That's not the point, where someone falls on the depression scale, it's how they handle it. Simply taking it out on you, dropping all the negativity on you, that's not right. Look, you can put up with a certain amount of it but everyone has their limits. I've been blamed for plenty of things, this is yet another of the many I've been blamed for.
Post partum depression's ugly specter was blamed on me, that I didn't support enough, that I was not there enough. I worked long hours yes but when I was there, I was there. I changed diapers in the middle of the night, did night feedings, which of course she denies but I did it. She did more of it but I took the load probably around 25% of the time, combined with my long work hours, was about all I could do. And this is the case with most women, no matter what you do, it's not right and/or it's not enough. To give you an example, my wife will literally come behind me and refold the laundry that I just folded because it's not how she does it. That's the insanity levels that I have to reach. Another example, she literally stood over me while I put in a new mailbox and told me how to do it. I'm in the middle of augering the hole, putting the mailbox together and completing the task and she has the temerity to stand there and nag me about how she would do it.

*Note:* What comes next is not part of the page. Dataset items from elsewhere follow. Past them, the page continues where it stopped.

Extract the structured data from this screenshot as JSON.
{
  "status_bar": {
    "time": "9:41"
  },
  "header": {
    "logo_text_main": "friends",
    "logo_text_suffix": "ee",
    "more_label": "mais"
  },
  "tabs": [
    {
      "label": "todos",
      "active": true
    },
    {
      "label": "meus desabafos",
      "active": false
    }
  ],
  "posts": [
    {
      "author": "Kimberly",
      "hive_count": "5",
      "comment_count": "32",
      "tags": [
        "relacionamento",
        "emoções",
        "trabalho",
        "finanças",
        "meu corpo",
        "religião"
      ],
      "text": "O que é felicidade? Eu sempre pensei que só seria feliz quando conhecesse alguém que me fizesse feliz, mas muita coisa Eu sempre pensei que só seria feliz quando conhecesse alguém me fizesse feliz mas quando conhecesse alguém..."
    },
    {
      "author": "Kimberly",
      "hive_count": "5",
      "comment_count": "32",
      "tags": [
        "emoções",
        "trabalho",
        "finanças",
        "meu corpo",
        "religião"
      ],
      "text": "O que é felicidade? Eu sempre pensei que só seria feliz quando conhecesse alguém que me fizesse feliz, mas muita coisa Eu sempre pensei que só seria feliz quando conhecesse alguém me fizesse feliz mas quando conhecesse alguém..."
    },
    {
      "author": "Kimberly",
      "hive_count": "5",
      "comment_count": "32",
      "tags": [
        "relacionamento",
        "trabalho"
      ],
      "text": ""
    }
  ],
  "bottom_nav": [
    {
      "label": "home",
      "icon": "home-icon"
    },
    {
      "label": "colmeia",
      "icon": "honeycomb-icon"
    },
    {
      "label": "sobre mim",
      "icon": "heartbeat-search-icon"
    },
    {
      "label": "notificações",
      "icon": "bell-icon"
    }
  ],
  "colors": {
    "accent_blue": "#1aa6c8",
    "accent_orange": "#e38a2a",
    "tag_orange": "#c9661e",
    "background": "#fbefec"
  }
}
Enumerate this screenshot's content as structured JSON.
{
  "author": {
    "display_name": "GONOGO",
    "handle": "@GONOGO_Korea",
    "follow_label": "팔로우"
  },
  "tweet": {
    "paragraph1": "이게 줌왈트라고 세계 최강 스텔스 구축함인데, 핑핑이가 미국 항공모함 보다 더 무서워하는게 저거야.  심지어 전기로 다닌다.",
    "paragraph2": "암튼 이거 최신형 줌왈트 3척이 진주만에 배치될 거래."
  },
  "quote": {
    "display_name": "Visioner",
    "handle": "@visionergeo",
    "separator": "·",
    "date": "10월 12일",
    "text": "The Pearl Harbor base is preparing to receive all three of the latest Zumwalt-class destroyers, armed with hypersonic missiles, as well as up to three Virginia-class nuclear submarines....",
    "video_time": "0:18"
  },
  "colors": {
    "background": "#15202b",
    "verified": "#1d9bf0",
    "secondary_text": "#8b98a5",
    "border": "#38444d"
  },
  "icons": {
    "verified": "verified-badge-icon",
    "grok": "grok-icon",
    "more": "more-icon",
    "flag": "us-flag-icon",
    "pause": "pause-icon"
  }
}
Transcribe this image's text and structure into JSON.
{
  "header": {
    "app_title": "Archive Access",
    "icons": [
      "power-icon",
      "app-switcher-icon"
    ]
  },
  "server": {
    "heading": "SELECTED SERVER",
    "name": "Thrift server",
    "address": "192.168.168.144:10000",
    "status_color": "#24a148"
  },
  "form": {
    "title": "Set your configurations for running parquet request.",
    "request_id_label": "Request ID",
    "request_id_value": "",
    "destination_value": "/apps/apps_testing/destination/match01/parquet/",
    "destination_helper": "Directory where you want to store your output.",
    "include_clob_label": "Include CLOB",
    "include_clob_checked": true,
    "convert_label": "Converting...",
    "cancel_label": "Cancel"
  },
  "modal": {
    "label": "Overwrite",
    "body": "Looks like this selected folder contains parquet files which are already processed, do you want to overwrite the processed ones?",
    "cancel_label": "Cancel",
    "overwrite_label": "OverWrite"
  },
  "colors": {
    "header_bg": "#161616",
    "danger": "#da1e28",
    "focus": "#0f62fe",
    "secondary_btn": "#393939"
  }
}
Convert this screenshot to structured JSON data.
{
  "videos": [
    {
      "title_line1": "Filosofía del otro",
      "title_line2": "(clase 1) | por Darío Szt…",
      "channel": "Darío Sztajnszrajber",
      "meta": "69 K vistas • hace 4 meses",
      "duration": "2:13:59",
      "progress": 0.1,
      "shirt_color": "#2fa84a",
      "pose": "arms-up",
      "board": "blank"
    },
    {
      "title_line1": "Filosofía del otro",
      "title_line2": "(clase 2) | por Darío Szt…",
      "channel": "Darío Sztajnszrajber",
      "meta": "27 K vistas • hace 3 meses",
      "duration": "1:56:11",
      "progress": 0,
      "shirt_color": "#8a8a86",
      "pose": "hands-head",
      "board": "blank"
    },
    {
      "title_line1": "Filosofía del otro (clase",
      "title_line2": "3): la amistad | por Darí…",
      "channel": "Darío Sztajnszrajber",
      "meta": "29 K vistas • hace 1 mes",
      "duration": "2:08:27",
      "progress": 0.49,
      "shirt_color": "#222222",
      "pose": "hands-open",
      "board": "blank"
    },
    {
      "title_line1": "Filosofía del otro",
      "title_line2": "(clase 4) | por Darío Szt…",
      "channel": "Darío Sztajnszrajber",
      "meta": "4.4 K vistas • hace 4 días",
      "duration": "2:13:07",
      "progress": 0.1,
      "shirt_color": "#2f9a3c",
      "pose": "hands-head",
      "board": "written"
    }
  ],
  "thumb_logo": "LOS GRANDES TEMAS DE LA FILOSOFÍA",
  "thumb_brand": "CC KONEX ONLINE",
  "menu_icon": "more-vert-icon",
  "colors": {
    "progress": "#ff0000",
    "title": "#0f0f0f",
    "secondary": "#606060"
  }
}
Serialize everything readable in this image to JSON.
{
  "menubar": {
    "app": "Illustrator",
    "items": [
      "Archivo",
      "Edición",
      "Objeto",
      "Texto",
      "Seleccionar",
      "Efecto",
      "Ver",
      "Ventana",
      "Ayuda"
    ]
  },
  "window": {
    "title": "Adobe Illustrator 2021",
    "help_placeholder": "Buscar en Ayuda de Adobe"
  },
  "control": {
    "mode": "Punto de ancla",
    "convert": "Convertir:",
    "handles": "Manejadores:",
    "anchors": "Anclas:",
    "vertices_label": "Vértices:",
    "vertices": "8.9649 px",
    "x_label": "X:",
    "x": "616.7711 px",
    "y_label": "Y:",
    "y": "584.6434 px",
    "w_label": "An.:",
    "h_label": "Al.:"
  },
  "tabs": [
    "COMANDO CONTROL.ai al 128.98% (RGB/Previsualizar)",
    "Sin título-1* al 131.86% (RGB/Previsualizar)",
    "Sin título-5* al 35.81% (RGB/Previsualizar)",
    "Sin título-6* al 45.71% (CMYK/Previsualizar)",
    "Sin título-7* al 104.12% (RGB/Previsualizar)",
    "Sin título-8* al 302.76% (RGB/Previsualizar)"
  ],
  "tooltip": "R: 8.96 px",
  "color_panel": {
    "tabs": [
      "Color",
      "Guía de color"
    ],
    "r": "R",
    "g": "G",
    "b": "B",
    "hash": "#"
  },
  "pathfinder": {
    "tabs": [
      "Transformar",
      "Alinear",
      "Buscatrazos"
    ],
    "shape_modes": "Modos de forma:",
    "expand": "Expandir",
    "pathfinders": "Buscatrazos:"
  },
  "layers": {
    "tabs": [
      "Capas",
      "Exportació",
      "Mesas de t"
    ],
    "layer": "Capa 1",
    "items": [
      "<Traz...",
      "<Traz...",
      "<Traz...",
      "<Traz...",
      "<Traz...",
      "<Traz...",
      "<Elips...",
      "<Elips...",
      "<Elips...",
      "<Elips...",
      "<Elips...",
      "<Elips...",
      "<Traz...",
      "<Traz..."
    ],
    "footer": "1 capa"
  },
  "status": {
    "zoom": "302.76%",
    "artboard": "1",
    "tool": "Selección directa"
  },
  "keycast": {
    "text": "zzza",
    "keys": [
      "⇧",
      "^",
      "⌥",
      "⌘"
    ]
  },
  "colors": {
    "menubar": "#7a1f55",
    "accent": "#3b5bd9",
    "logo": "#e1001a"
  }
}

Look, I get it, you bring a female perspective and for nothing other than at least getting the female mindset on some things, it can be valuable. But I see you shaming, name calling and simply calling people out for their perspectives. Yes, she has a perspective, you have a perspective and believe it or not, which females seem to lack the awareness to do, the guy has a perspective too. His feelings get hurt too. He might actually have a valid viewpoint that might differ from the females. He might also be wrong too but if what Lefty was describing was correct, that's bad behavior. You can't use your post partum depression to get a pass on all your bad behavior.